Building MCP Servers — Best Practices
The Future of MCP
MCP is still young, but adoption is accelerating. Every major AI coding tool — Claude Code, Cursor, Windsurf, Cline — now supports MCP. The protocol is becoming what HTTP was for the web: the standard that makes everything interoperable.
- For developers: Learning to build MCP servers is one of the highest-leverage skills in AI right now. You're building the tools that AI agents use.

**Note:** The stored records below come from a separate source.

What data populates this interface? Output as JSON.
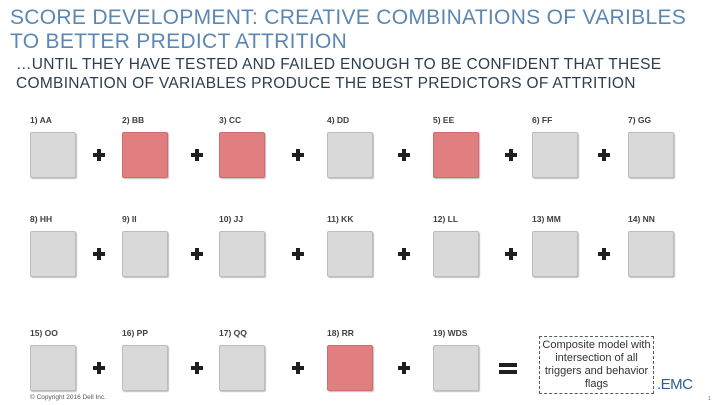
{
  "slide": {
    "title": "SCORE DEVELOPMENT: CREATIVE COMBINATIONS OF VARIBLES TO BETTER PREDICT ATTRITION",
    "subtitle": "…UNTIL THEY HAVE TESTED AND FAILED ENOUGH TO BE CONFIDENT THAT THESE COMBINATION OF VARIABLES PRODUCE THE BEST PREDICTORS OF ATTRITION",
    "composite_text": "Composite model with intersection of all triggers and behavior flags",
    "copyright": "© Copyright 2016 Dell Inc.",
    "logo": ".EMC",
    "page_number": "1",
    "operator_symbol": "plus-icon",
    "result_symbol": "equals-icon"
  },
  "colors": {
    "title": "#5b87b3",
    "box_default": "#d9d9d9",
    "box_active": "#e07e80"
  },
  "variables": [
    {
      "label": "1) AA",
      "active": false
    },
    {
      "label": "2) BB",
      "active": true
    },
    {
      "label": "3) CC",
      "active": true
    },
    {
      "label": "4) DD",
      "active": false
    },
    {
      "label": "5) EE",
      "active": true
    },
    {
      "label": "6) FF",
      "active": false
    },
    {
      "label": "7) GG",
      "active": false
    },
    {
      "label": "8) HH",
      "active": false
    },
    {
      "label": "9) II",
      "active": false
    },
    {
      "label": "10) JJ",
      "active": false
    },
    {
      "label": "11) KK",
      "active": false
    },
    {
      "label": "12) LL",
      "active": false
    },
    {
      "label": "13) MM",
      "active": false
    },
    {
      "label": "14) NN",
      "active": false
    },
    {
      "label": "15) OO",
      "active": false
    },
    {
      "label": "16) PP",
      "active": false
    },
    {
      "label": "17) QQ",
      "active": false
    },
    {
      "label": "18) RR",
      "active": true
    },
    {
      "label": "19) WDS",
      "active": false
    }
  ]
}
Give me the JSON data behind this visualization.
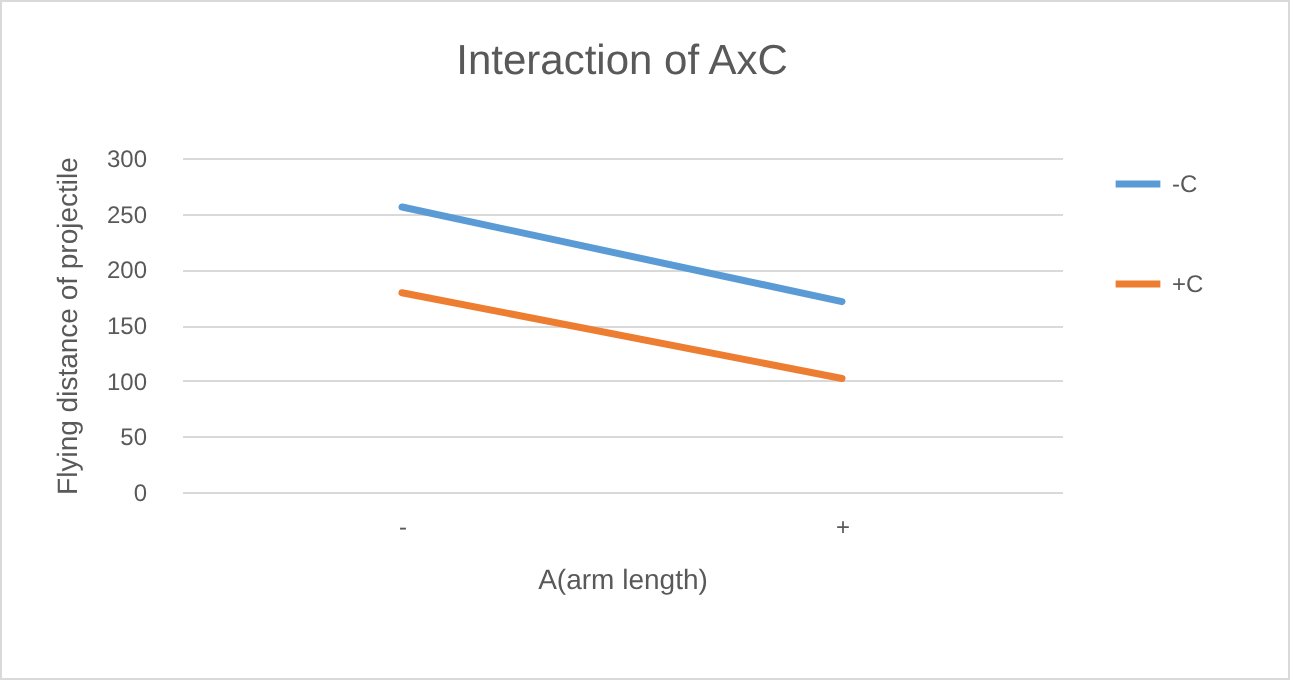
{
  "chart_data": {
    "type": "line",
    "title": "Interaction of AxC",
    "xlabel": "A(arm length)",
    "ylabel": "Flying distance of projectile",
    "categories": [
      "-",
      "+"
    ],
    "series": [
      {
        "name": "-C",
        "color": "#5b9bd5",
        "values": [
          256,
          171
        ]
      },
      {
        "name": "+C",
        "color": "#ed7d31",
        "values": [
          179,
          102
        ]
      }
    ],
    "ylim": [
      0,
      300
    ],
    "yticks": [
      0,
      50,
      100,
      150,
      200,
      250,
      300
    ],
    "grid": "y",
    "legend": "right"
  }
}
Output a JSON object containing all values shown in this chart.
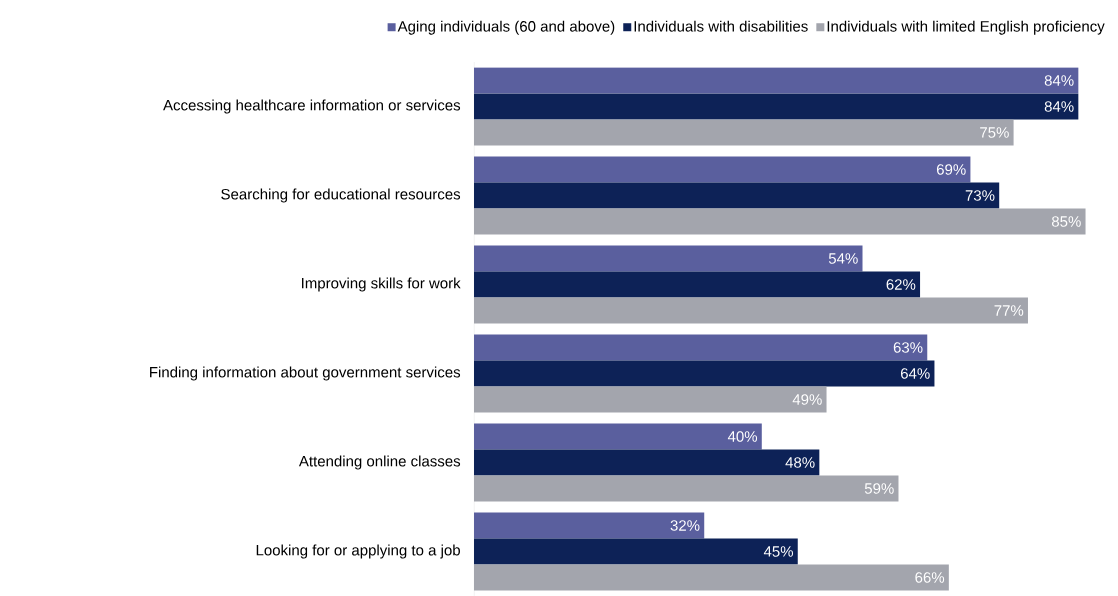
{
  "chart_data": {
    "type": "bar",
    "orientation": "horizontal",
    "legend": "top",
    "categories": [
      "Accessing healthcare information or services",
      "Searching for educational resources",
      "Improving skills for work",
      "Finding information about government services",
      "Attending online classes",
      "Looking for or applying to a job"
    ],
    "series": [
      {
        "name": "Aging individuals (60 and above)",
        "color": "#5a5f9e",
        "values": [
          84,
          69,
          54,
          63,
          40,
          32
        ],
        "value_labels": [
          "84%",
          "69%",
          "54%",
          "63%",
          "40%",
          "32%"
        ]
      },
      {
        "name": "Individuals with disabilities",
        "color": "#0d2257",
        "values": [
          84,
          73,
          62,
          64,
          48,
          45
        ],
        "value_labels": [
          "84%",
          "73%",
          "62%",
          "64%",
          "48%",
          "45%"
        ]
      },
      {
        "name": "Individuals with limited English proficiency",
        "color": "#a3a5ad",
        "values": [
          75,
          85,
          77,
          49,
          59,
          66
        ],
        "value_labels": [
          "75%",
          "85%",
          "77%",
          "49%",
          "59%",
          "66%"
        ]
      }
    ]
  }
}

- For companies: MCP lets you give AI agents controlled access to internal systems — databases, APIs, documentation — without exposing raw credentials or building custom integrations.
- For the ecosystem: As more MCP servers are published, AI agents become more capable. A single MCP server for Jira means every AI tool can manage Jira tickets.
MCP is to AI agents what REST was to web services — a universal language that unlocks an ecosystem. Start building your MCP server today, and you'll be ahead of the curve when every application needs an AI-compatible interface.